Aufgrund der Zusammensetzung der Benchmark ist Europa eher value-orientiert, und Investments in Europa haben einen starken Bezug zur globalen Wirtschaftsentwicklung. Bei einem europäischen Aktienportfolio geht es also nicht um speziell europäische Chancen und Risiken. Ganz im Gegenteil: Die Handtaschen des französischen Luxuskonzerns LVMH zum Beispiel sind ein globales Vergnügen. Die Medikamente gegen Fettleibigkeit des dänischen Pharma-Unternehmens Novo Nordisk lösen ein globales Problem. Der niederländische Chip-Hersteller ASML ist entscheidend für das globale Wachstum der Halbleiterindustrie. Diageo aus Großbritannien verfügt über global bekannte Marken wie Guinness, Johnnie Walker, Casamigos, Tanqueray, Bulleit und Seedlip, um nur einige zu nennen.

Dazu kommt aktuell: Da sich die Erdgaspreise auf einem erträglichen Niveau eingependelt haben und die Reallöhne in ganz Europa eine positive Entwicklung genommen haben, gibt es erste Anzeichen für eine allmähliche wirtschaftliche Erholung – auch in Deutschland. Wenn der Abstand des realwirtschaftlichen Wachstums zwischen beiden Kontinenten kleiner wird, könnte dies auch europäischen Aktienwerten Auftrieb geben und die Lücke zum US-Markt reduzieren.

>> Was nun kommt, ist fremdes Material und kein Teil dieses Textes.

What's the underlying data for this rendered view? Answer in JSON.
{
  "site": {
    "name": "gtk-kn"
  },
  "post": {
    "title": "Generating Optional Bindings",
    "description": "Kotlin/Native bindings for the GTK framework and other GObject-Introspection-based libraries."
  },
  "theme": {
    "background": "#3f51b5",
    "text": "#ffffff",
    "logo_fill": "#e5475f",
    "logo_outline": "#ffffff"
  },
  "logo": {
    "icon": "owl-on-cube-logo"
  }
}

Trotz jüngster Rekordhochs des DAX ist ganz sicher nicht davon die Rede, dass die Bewertungen europäischer Aktien überzogen sind oder sich in einer Blase befinden.

Langer Atem

Anleger sollten sich eine Frage stellen: Lohnt es sich, für jeden US-Dollar Unternehmensgewinn einen Aufschlag von 50 Prozent zu zahlen? Börsen und Aktienkurse steigen und fallen aufgrund von Geschichten, in denen meistens viel Wahres steckt, aber als Anleger sollte man sich auf die Fundamentaldaten konzentrieren. Und die zeigen in den USA inzwischen abwärts. Aus unserer Sicht wird es in den kommenden Jahren deshalb wahrscheinlicher sein, dass sich die Prämie für US-Titel seitwärts bewegt oder verringert, als dass sie sich weiter ausdehnt.

Beim Investieren geht es darum, Risiken einzugehen, für die man belohnt wird, und eine Outperformance lässt sich nicht erzielen, indem man als Anleger wiederholt, was der Markt heute schon aussagt. Gegen den Strom zu schwimmen kann allerdings unbequem sein und setzt eine langfristige Denkweise voraus.